Abstract

This chapter summarizes findings showing that mild positive affect facilitates thinking, problem solving, and social interaction through increased cognitive flexibility and explores a possible role for neuropsychology in understanding these effects. Several lines of research show that mild happy feelings, induced in everyday ways that people often encounter in the course of their daily lives, promote effective thinking and problem solving by enabling flexible thinking that allows the person to respond to the situation in its complex context. Studies have demonstrated that positive affect engenders motives such as kindness, helpfulness, and generosity, but also positive-affect maintenance and fairness to oneself as well as to others. Recent work is showing that one reason this occurs is because positive affect facilitates cognitive flexibility characterized by openness to useful information (even if it is negative in tone), reduced “defensiveness,” and the ability to see multiple sides of the situation and switch attention among them.
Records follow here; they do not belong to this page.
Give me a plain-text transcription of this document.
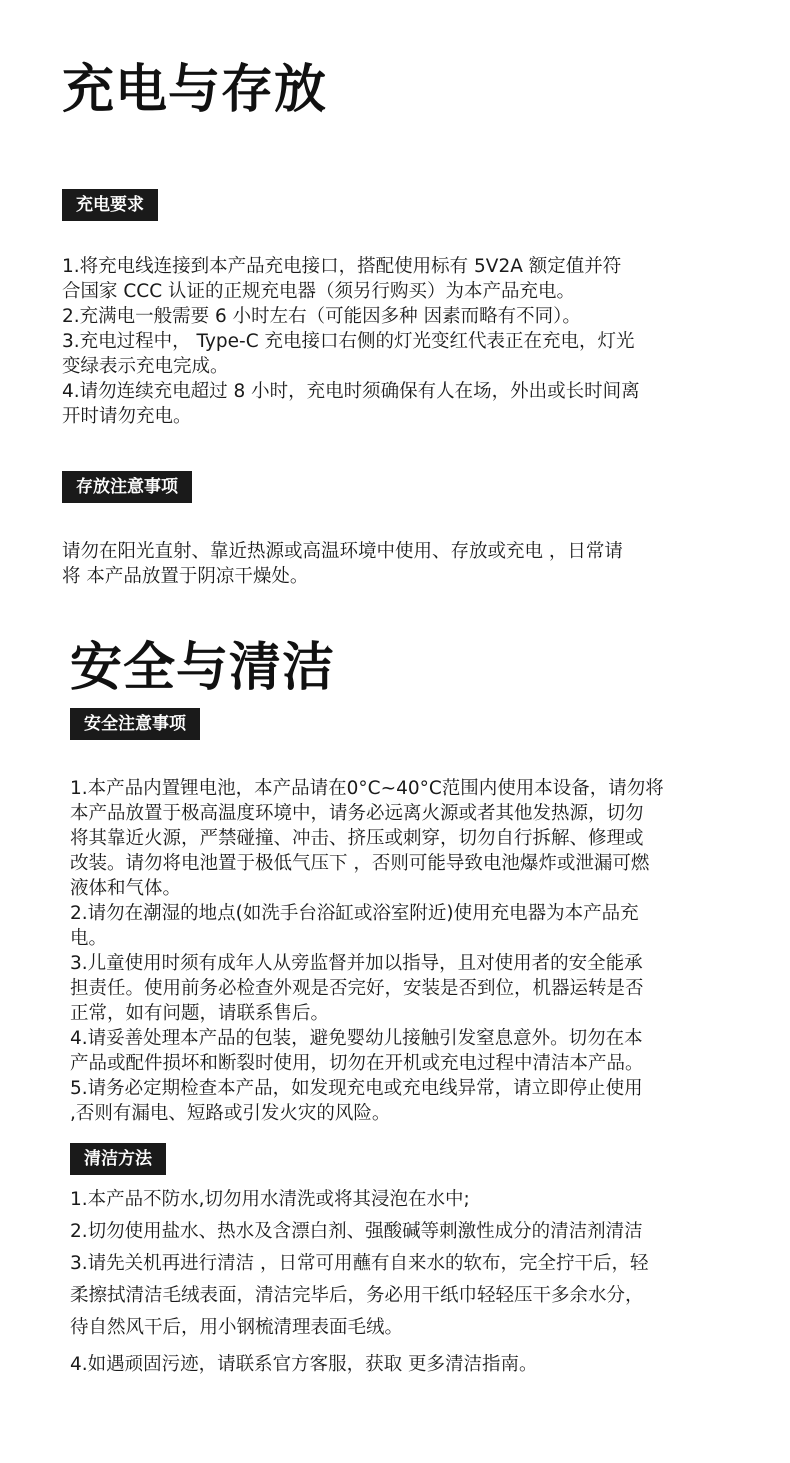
充电与存放
充电要求
1.将充电线连接到本产品充电接口，搭配使用标有 5V2A 额定值并符
合国家 CCC 认证的正规充电器（须另行购买）为本产品充电。
2.充满电一般需要 6 小时左右（可能因多种 因素而略有不同）。
3.充电过程中， Type-C 充电接口右侧的灯光变红代表正在充电，灯光
变绿表示充电完成。
4.请勿连续充电超过 8 小时，充电时须确保有人在场，外出或长时间离
开时请勿充电。
存放注意事项
请勿在阳光直射、靠近热源或高温环境中使用、存放或充电 ，日常请
将 本产品放置于阴凉干燥处。
安全与清洁
安全注意事项
1.本产品内置锂电池，本产品请在0°C~40°C范围内使用本设备，请勿将
本产品放置于极高温度环境中，请务必远离火源或者其他发热源，切勿
将其靠近火源，严禁碰撞、冲击、挤压或刺穿，切勿自行拆解、修理或
改装。请勿将电池置于极低气压下 ，否则可能导致电池爆炸或泄漏可燃
液体和气体。
2.请勿在潮湿的地点(如洗手台浴缸或浴室附近)使用充电器为本产品充
电。
3.儿童使用时须有成年人从旁监督并加以指导，且对使用者的安全能承
担责任。使用前务必检查外观是否完好，安装是否到位，机器运转是否
正常，如有问题，请联系售后。
4.请妥善处理本产品的包装，避免婴幼儿接触引发窒息意外。切勿在本
产品或配件损坏和断裂时使用，切勿在开机或充电过程中清洁本产品。
5.请务必定期检查本产品，如发现充电或充电线异常，请立即停止使用
,否则有漏电、短路或引发火灾的风险。
清洁方法
1.本产品不防水,切勿用水清洗或将其浸泡在水中;
2.切勿使用盐水、热水及含漂白剂、强酸碱等刺激性成分的清洁剂清洁
3.请先关机再进行清洁 ，日常可用蘸有自来水的软布，完全拧干后，轻
柔擦拭清洁毛绒表面，清洁完毕后，务必用干纸巾轻轻压干多余水分，
待自然风干后，用小钢梳清理表面毛绒。
4.如遇顽固污迹，请联系官方客服，获取 更多清洁指南。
This ability to hold multiple ideas or facets of a situation in mind, in turn, fosters a better ability to solve complex problems, both interpersonal and nonsocial. Another result of this kind of openness to information and cognitive flexibility that is fostered by positive affect is increased enjoyment of variety in safe situations and improved ability to deal with a large, complex decision task or set of material or options. Another, however, is reduced risk taking in dangerous situations, as people—although more optimistic about winning—are also more aware of the negative utility or consequences of a loss. Most recently, research is focusing on positive affect's beneficial effect on self-control of several types, including its facilitation of flexible attention deployment that enables both broadened attention and focus on a target task. This ability is reflected in superior incidental learning and divided attention, without impaired performance on the target task. This chapter summarizes some of these findings and explores a possible role for neuropsychology in understanding these effects, arguing not for the superiority of one level of analysis (behavioral, cognitive, neuropsychological) over others, but for their integration and a search for the ways in which each can contribute to the others.